Even when calls are logged, the model output that led to each call is not. You cannot replay why the agent acted, so ai explainability turns into guesswork.
What the agent thought it knew came from somewhere. Most stacks cannot tell you from where, or whether the source is still trusted.
// Every tool call, on the record
Every tool call across the agent stack is captured to a tamper-evident log. The schema is small and stable on purpose. Querying it should not require a data engineer, which is why ai observability, llm observability, agent tracing, and tool call logging share one substrate.
The exact prompt and context provided to the model that produced the call are retained. The record includes which memory rows were retrieved and which were not.
The model output that proposed the call is captured before any post-processing or schema validation.
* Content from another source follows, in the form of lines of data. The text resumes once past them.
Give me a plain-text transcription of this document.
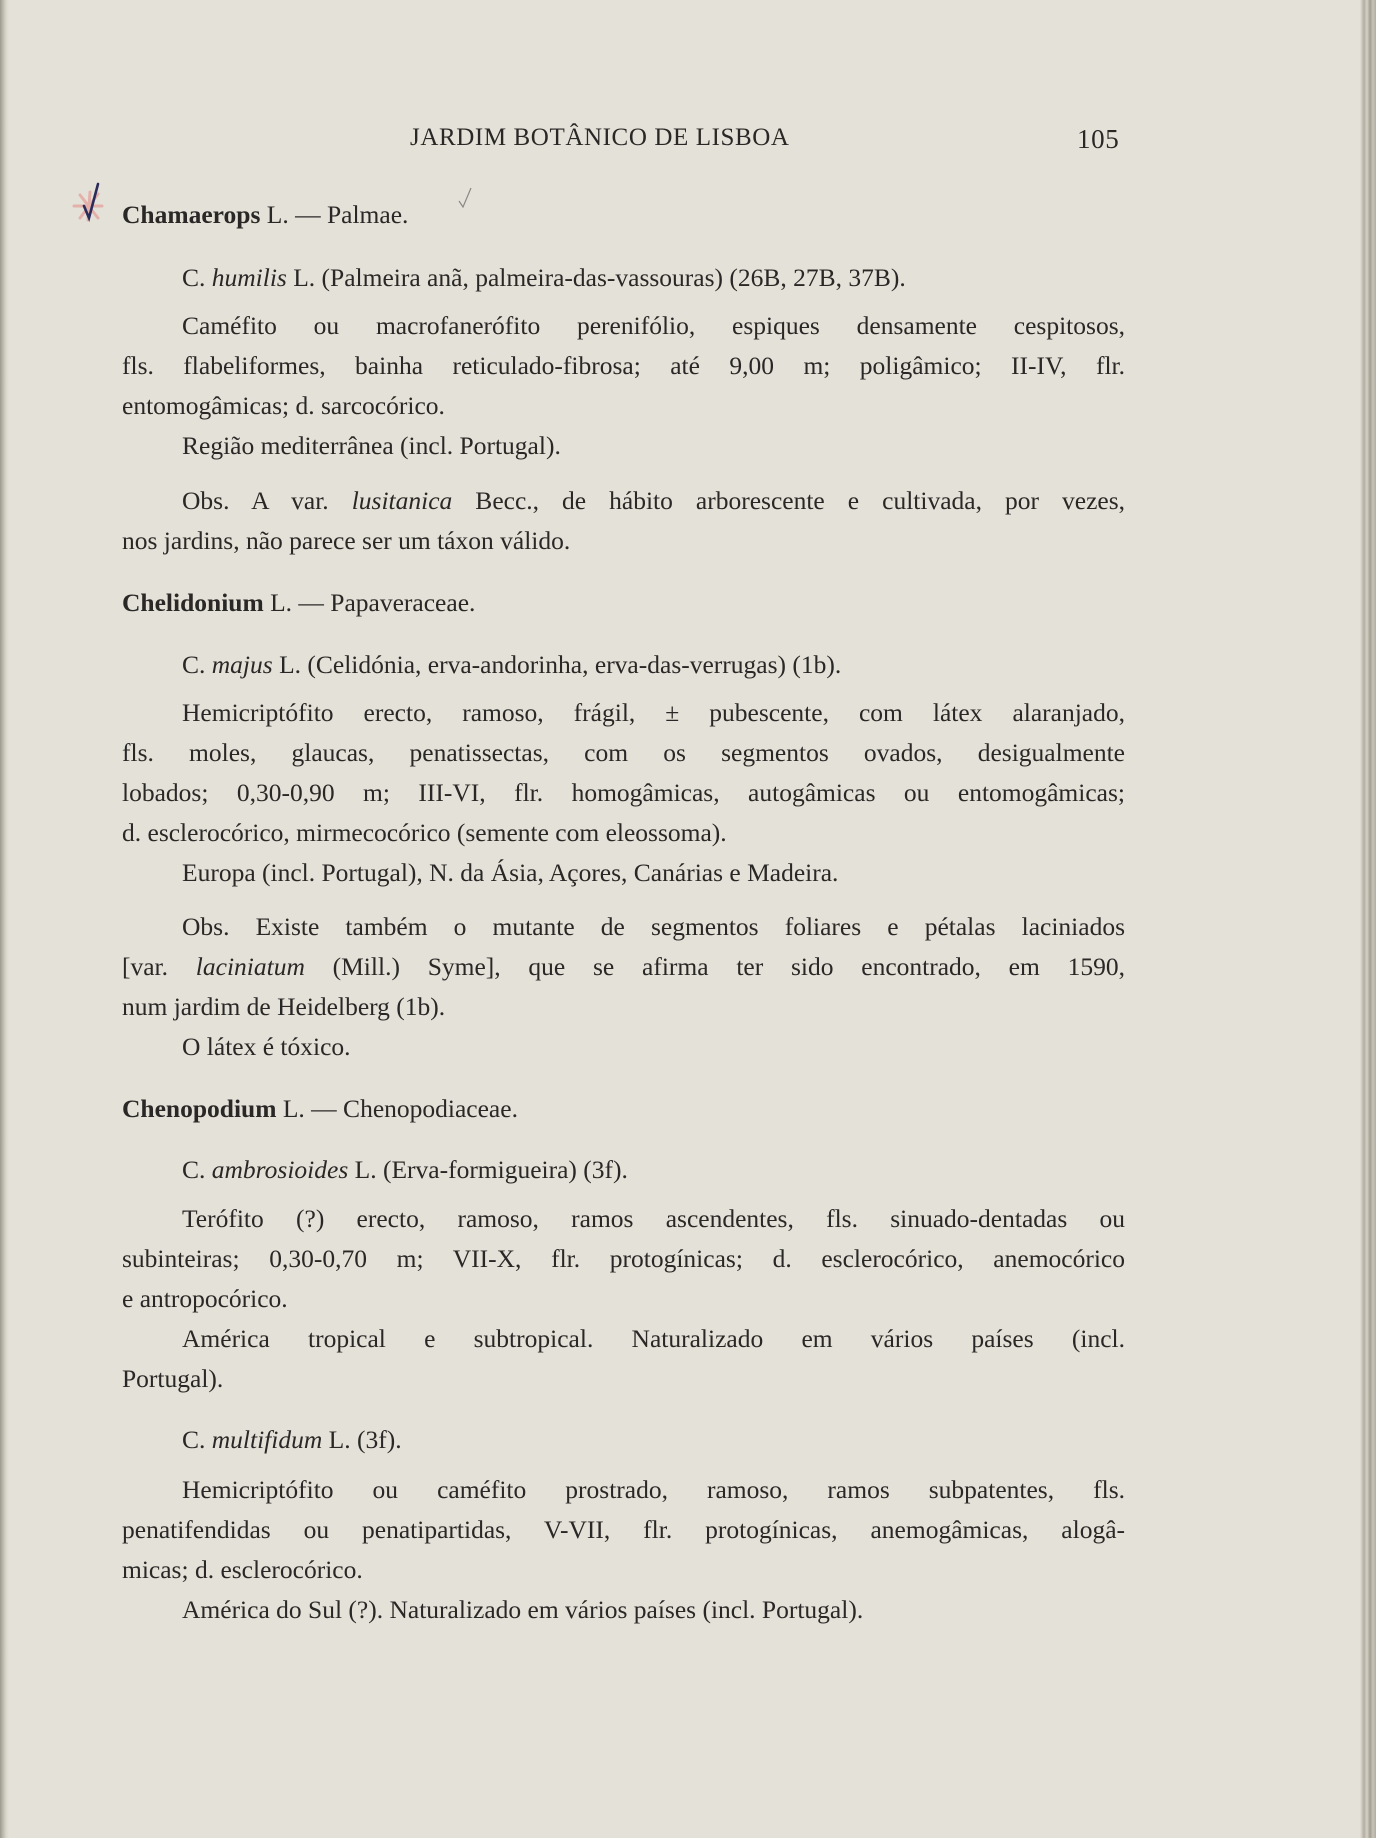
JARDIM BOTÂNICO DE LISBOA	105
Chamaerops L. — Palmae.
C. humilis L. (Palmeira anã, palmeira-das-vassouras) (26B, 27B, 37B).
Caméfito ou macrofanerófito perenifólio, espiques densamente cespitosos,
fls. flabeliformes, bainha reticulado-fibrosa; até 9,00 m; poligâmico; II-IV, flr.
entomogâmicas; d. sarcocórico.
Região mediterrânea (incl. Portugal).
Obs. A var. lusitanica Becc., de hábito arborescente e cultivada, por vezes,
nos jardins, não parece ser um táxon válido.
Chelidonium L. — Papaveraceae.
C. majus L. (Celidónia, erva-andorinha, erva-das-verrugas) (1b).
Hemicriptófito erecto, ramoso, frágil, ± pubescente, com látex alaranjado,
fls. moles, glaucas, penatissectas, com os segmentos ovados, desigualmente
lobados; 0,30-0,90 m; III-VI, flr. homogâmicas, autogâmicas ou entomogâmicas;
d. esclerocórico, mirmecocórico (semente com eleossoma).
Europa (incl. Portugal), N. da Ásia, Açores, Canárias e Madeira.
Obs. Existe também o mutante de segmentos foliares e pétalas laciniados
[var. laciniatum (Mill.) Syme], que se afirma ter sido encontrado, em 1590,
num jardim de Heidelberg (1b).
O látex é tóxico.
Chenopodium L. — Chenopodiaceae.
C. ambrosioides L. (Erva-formigueira) (3f).
Terófito (?) erecto, ramoso, ramos ascendentes, fls. sinuado-dentadas ou
subinteiras; 0,30-0,70 m; VII-X, flr. protogínicas; d. esclerocórico, anemocórico
e antropocórico.
América tropical e subtropical. Naturalizado em vários países (incl.
Portugal).
C. multifidum L. (3f).
Hemicriptófito ou caméfito prostrado, ramoso, ramos subpatentes, fls.
penatifendidas ou penatipartidas, V-VII, flr. protogínicas, anemogâmicas, alogâ-
micas; d. esclerocórico.
América do Sul (?). Naturalizado em vários países (incl. Portugal).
This is the thinking, not the cleaned-up version.
The log records which tool was chosen, from how many candidates, and with what alternative scores if the model emitted them. Agent tracing starts before the tool runs.
The exact arguments passed to the tool are schema-validated, normalized, and stored alongside the raw model output for diff. Tool call logging keeps both the structured and raw forms.
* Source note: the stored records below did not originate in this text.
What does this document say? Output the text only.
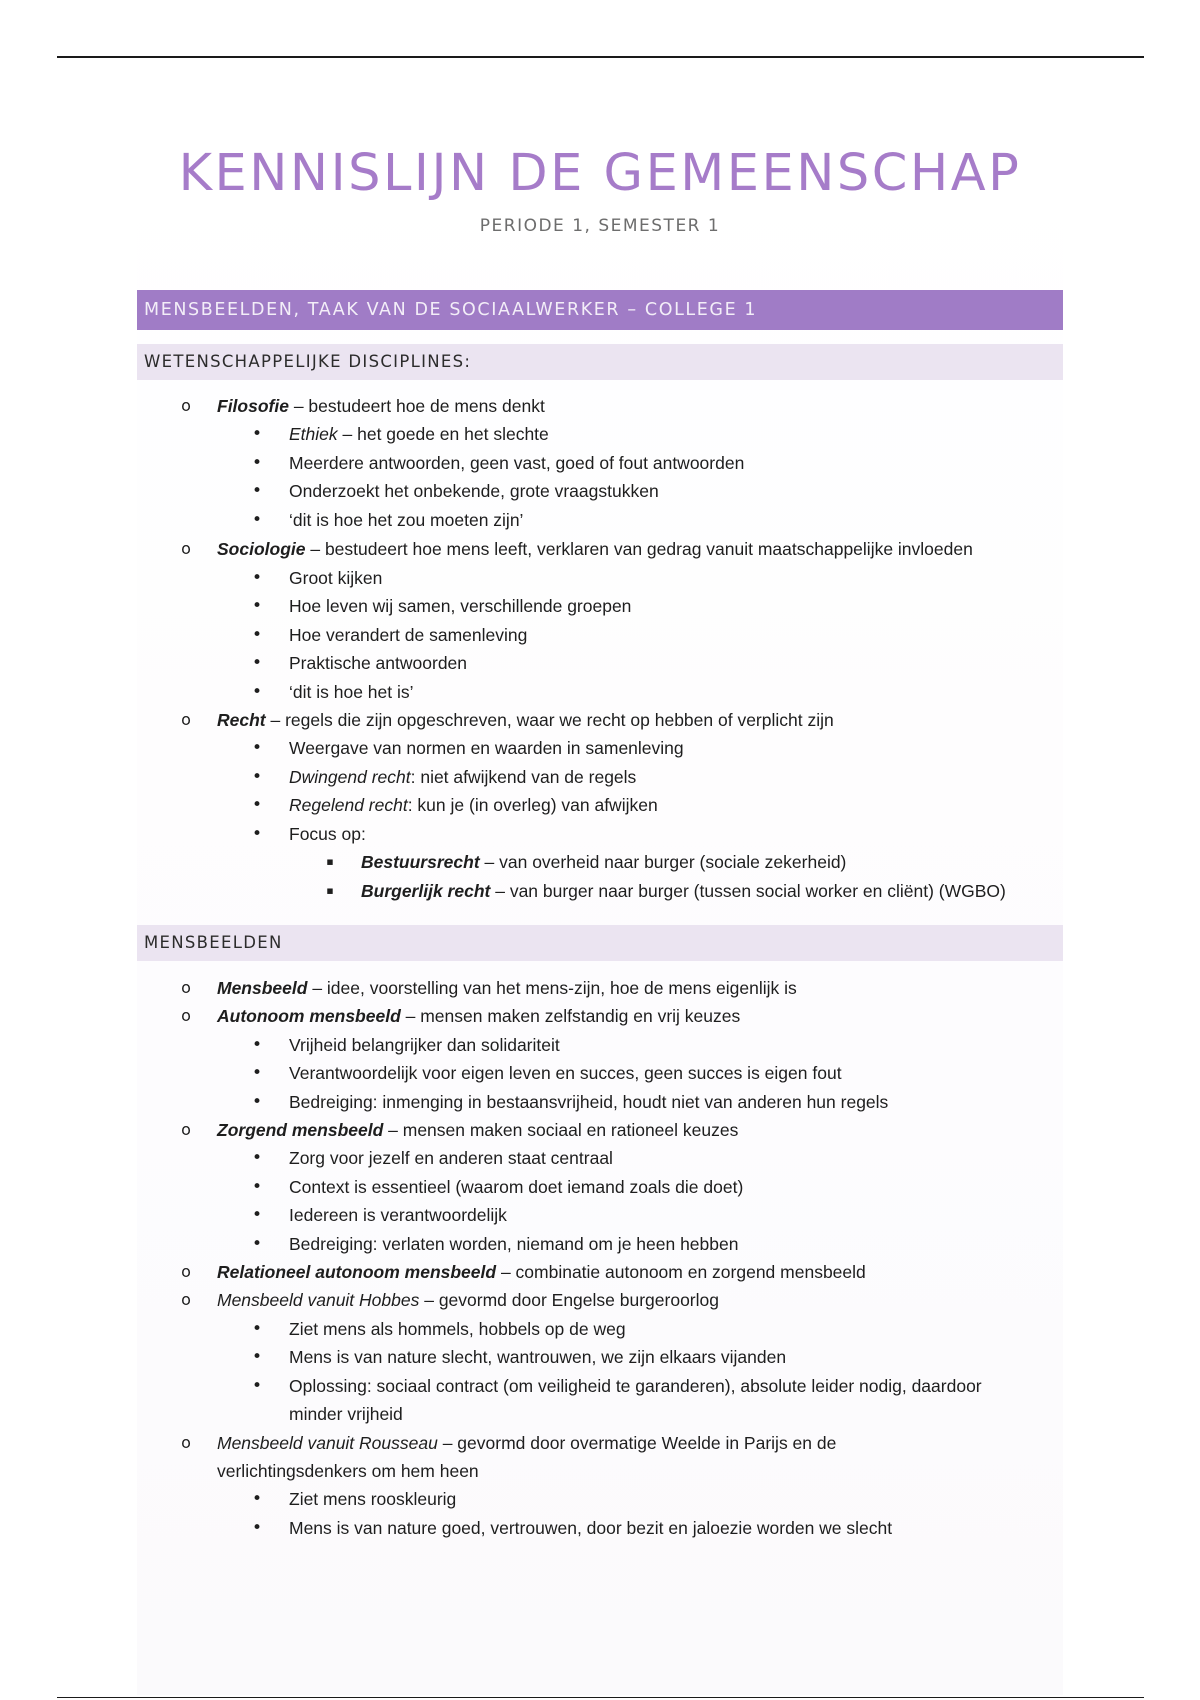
KENNISLIJN DE GEMEENSCHAP
PERIODE 1, SEMESTER 1
MENSBEELDEN, TAAK VAN DE SOCIAALWERKER – COLLEGE 1
WETENSCHAPPELIJKE DISCIPLINES:
o Filosofie – bestudeert hoe de mens denkt
• Ethiek – het goede en het slechte
• Meerdere antwoorden, geen vast, goed of fout antwoorden
• Onderzoekt het onbekende, grote vraagstukken
• ‘dit is hoe het zou moeten zijn’
o Sociologie – bestudeert hoe mens leeft, verklaren van gedrag vanuit maatschappelijke invloeden
• Groot kijken
• Hoe leven wij samen, verschillende groepen
• Hoe verandert de samenleving
• Praktische antwoorden
• ‘dit is hoe het is’
o Recht – regels die zijn opgeschreven, waar we recht op hebben of verplicht zijn
• Weergave van normen en waarden in samenleving
• Dwingend recht: niet afwijkend van de regels
• Regelend recht: kun je (in overleg) van afwijken
• Focus op:
▪	Bestuursrecht – van overheid naar burger (sociale zekerheid)
▪	Burgerlijk recht – van burger naar burger (tussen social worker en cliënt) (WGBO)
MENSBEELDEN
o Mensbeeld – idee, voorstelling van het mens-zijn, hoe de mens eigenlijk is
o Autonoom mensbeeld – mensen maken zelfstandig en vrij keuzes
• Vrijheid belangrijker dan solidariteit
• Verantwoordelijk voor eigen leven en succes, geen succes is eigen fout
• Bedreiging: inmenging in bestaansvrijheid, houdt niet van anderen hun regels
o Zorgend mensbeeld – mensen maken sociaal en rationeel keuzes
• Zorg voor jezelf en anderen staat centraal
• Context is essentieel (waarom doet iemand zoals die doet)
• Iedereen is verantwoordelijk
• Bedreiging: verlaten worden, niemand om je heen hebben
o Relationeel autonoom mensbeeld – combinatie autonoom en zorgend mensbeeld
o Mensbeeld vanuit Hobbes – gevormd door Engelse burgeroorlog
• Ziet mens als hommels, hobbels op de weg
• Mens is van nature slecht, wantrouwen, we zijn elkaars vijanden
• Oplossing: sociaal contract (om veiligheid te garanderen), absolute leider nodig, daardoor minder vrijheid
o Mensbeeld vanuit Rousseau – gevormd door overmatige Weelde in Parijs en de verlichtingsdenkers om hem heen
• Ziet mens rooskleurig
• Mens is van nature goed, vertrouwen, door bezit en jaloezie worden we slecht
The record stores what the tool returned, including errors, retries, and any retry reasoning. Failed calls are first-class citizens in ai observability and llm observability.
The log records what changed in the world: which row was written, which message was sent, which file was modified. Every effect is linked back to the call that caused it.
Any decision can be replayed. Any audit question can be answered with a query, not a meeting.
// Memory that remembers what matters
agent memory is not one database with a vague recall prompt. llm memory, durable summaries, structured facts, and ai agent memory each need a boundary so the agent knows what to trust, what to cite, and what to forget.
Entities and relationships live here, the layer that knows this customer belongs to this account belongs to this region. It is used when reasoning needs structure, not similarity.
Semantic embeddings of unstructured text live here for questions that are fuzzy and not exact-match. Every retrieval is cited back to source so llm memory can be reviewed.
Durable summaries of past interactions are written at conversation close, not at every turn. This is the agent memory layer that lets a new session feel like a continuation.
Facts with a schema live here: pricing, status flags, configuration, identity. This layer does not invent because it cannot write outside the structure.
The active session's working memory is fast to read, deliberately small, and cleared on session end. It keeps ai agent memory useful without turning temporary context into permanent belief.
What one agent learned that the next agent should inherit is scoped to a project or account. This prevents agents from rediscovering the same fact.
What was decided, by whom, under what hypothesis, and with what data lives here. This is the layer that lets a person reconstruct an outcome six months later.
Entity-explicit phrasing moved recall accuracy from roughly 50 percent to roughly 100 percent. The data shape is the discipline.
// What never makes it to memory
Memory is a write target. Anything an attacker can convince an agent to write becomes future-trusted context. The guard runs before the write, not after.
The guard scans every candidate memory write for prompt-injection patterns, untrusted-source provenance, and entity coherence with existing knowledge. Writes that fail are quarantined to a shadow log with the full reasoning. The guard is itself audited, the same way every tool call is. We watch the guard's false-positive rate weekly.
// What this unlocks
The audit log is the evidence. Access controls, change history, and decision provenance are all queryable per period.
Every PHI touch is on the record with the agent that touched it, the source it was retrieved from, and the action that followed.
When leadership asks why did the agent do that, the answer is a query, not a reconstruction.
// What we ship for clients
The capture layer wraps tool calls without rewriting the agents themselves, so ai agent observability lands where the work already runs.
Log retention, redaction, and export flow follow your governance rules. The audit substrate adapts to your ai agent governance requirements.
The audit UI is yours, not a vendor portal. Reviewers can inspect calls, memory writes, and effects inside your operating environment.
tool calls captured
fields retained per call
memory layers, each scoped
unaudited writes
We wire the audit substrate into your agent stack and hand the reviewer interface to your governance team.